Newspapers: It’s all ok, really, says Jennifer O’Connell
Jennifer O’Connell wrote a piece on page 5 of the Sunday Business Post’s Agenda magazine today about the problems facing the newspaper industry. It’s interesting for two reasons: first, it’s a working journalist in the Irish media writing about it, and second, it’s published in the main column space of the magazine, bringing it into the mainstream.
Unfortunately, I wouldn’t exactly call it insightful or ground-breaking.
It’s tempting to blame newspapers for our own troubles. Sure, we shouldn’t have been so reliant on advertising in general for revenue, and property advertising in particular. Yes, we should probably have embraced the internet more enthusiastically and sooner, and dreamed up applications like Twitter ourselves. We should have had our journalists blogging and micro-blogging and podcasting years ago.
But we can still do some things better than the shiniest video iPod. Opinion and analysis, for one thing. Design, for another. Photography.
Crosswords. Special commemorative editions. Important world events. Local news. Niche news. Letters pages. Reliable, interesting, thought-provoking content. A respite from all that distracting technology.
This, essentially, is Ms Connell’s opinion. And what strikes me is how behind the times it is. The piece in question seems to read more like a sales pitch than an analysis of how things are. And the problems with the above are huge. firstly, the news media did embrace the internet early on. Hell, even my college newspaper was online in 1994. And the idea that we shoudl have “dreamed up applications like Twitter ourselves”: really? Really? In this period of unparalleled experimentation and upheaval, the mainstream media orgnaisations should have predicted the clear rise of 140-character status messages? Besides the absurdity of that claim, the simple fact is that Twitter probably wouldn’t have succeeded if it had been launched by a large media organisation. It started small, gained a cult following, and then just… exploded. Essentially, Twitter was a viral app. Mainstream media can’t, and never will, be able to predict or replicate that kind of growth.
Oh, and the iPod is a digital device. It’s not hard to do things better than it. It’s inanimate. It’s the content creators we have to worry about- and I’m sorry, we really can’t compete on opinion. Analysis maybe, but old-style “opinion”, in which we get a professional on a topic to write about it, is getting less and less relevant every day. There’s ten thousand experts on any given topic writing about it themselves. the print industry as a middleman is getting less important.

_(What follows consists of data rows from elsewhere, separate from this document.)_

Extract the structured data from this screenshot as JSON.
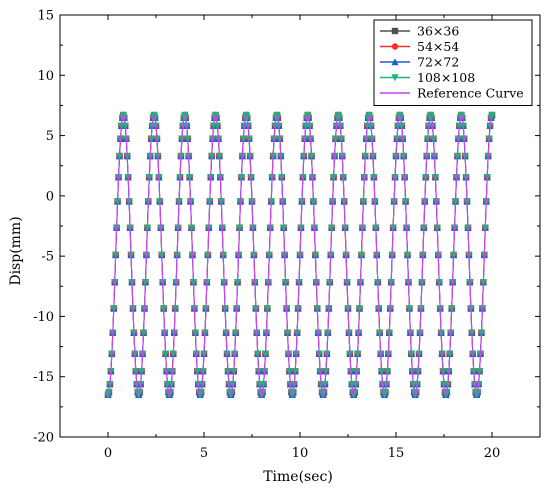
{
  "chart_data": {
    "type": "line",
    "title": "",
    "xlabel": "Time(sec)",
    "ylabel": "Disp(mm)",
    "xlim": [
      -2.5,
      22.5
    ],
    "ylim": [
      -20,
      15
    ],
    "xticks": [
      "0",
      "5",
      "10",
      "15",
      "20"
    ],
    "yticks": [
      "15",
      "10",
      "5",
      "0",
      "-5",
      "-10",
      "-15",
      "-20"
    ],
    "grid": false,
    "legend_position": "top-right",
    "signal": {
      "description_free": "",
      "t_start": 0,
      "t_end": 20,
      "period_sec": 1.6,
      "disp_min_mm": -16.5,
      "disp_max_mm": 6.7,
      "marker_interval_sec": 0.05
    },
    "series": [
      {
        "name": "36×36",
        "color": "#505050",
        "marker": "square"
      },
      {
        "name": "54×54",
        "color": "#ff2b2b",
        "marker": "circle"
      },
      {
        "name": "72×72",
        "color": "#1f5fd0",
        "marker": "triangle-up"
      },
      {
        "name": "108×108",
        "color": "#1fb37a",
        "marker": "triangle-down"
      },
      {
        "name": "Reference Curve",
        "color": "#cc44ee",
        "marker": "none"
      }
    ]
  }
}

And when it comes to design and photography: I don’t understand how the skills involved in photography differ between print and digital media. I do, however, understand that newsprint is like toilet paper, and viewing photographs on a lovely high-resolution display is a comparative joy. Print design is beautiful, yes, but if you’d like a demonstration of the evolution of web design, see http://www.bbc.co.uk/politics97/ and http://www.bbc.co.uk. Ten years or so and worlds apart. Just like the evolution of print itself, the web is still finding its feet. The argument about print design’s superiority is one which I anticipate having a short life span.
And then, of course, we come to this little nugget:
Readers will subscribe to some, or all, of what we offer… What’s happening now to newspapers will come to be seen not as a revolution, but as an evolution, just as the video recorder represented an evolution in the age of television, and television represented an evolution in the age of radio.
Oh dear. The assumption that, after more than a decade of free online content, subscription models will naturally fall into place, is woefully out of touch with the reality. A simple Google search (the “big, fancy, high-tech newsagent,” apparently) would produce much banter on the failed subscription models of, e.g., the New York Times. And I’m sorry, but the radio has survived entirely on its immensely pervasive, hands-free enjoyment element. Further, it’s a technology which has survived: radio today is very different to radio in the pre-television era. The equivalent comparison would be “there will be paper products in the future.”
The newspaper is in trouble. It’s in a period of revolution, not evolution, Miss Connell. As a young and aspiring journalist, I’d love to work in the print media. I love it. But I’m damn sure I’m not going to shut me ears and pretend it’s mostly going to work out. I’m ready to jump ship if necessary, and you should be too. Rather than close the piece with “Either that, or I will be out of a job,” I’d recommend a bit of optimism. The newspaper might die: journalism probably won’t.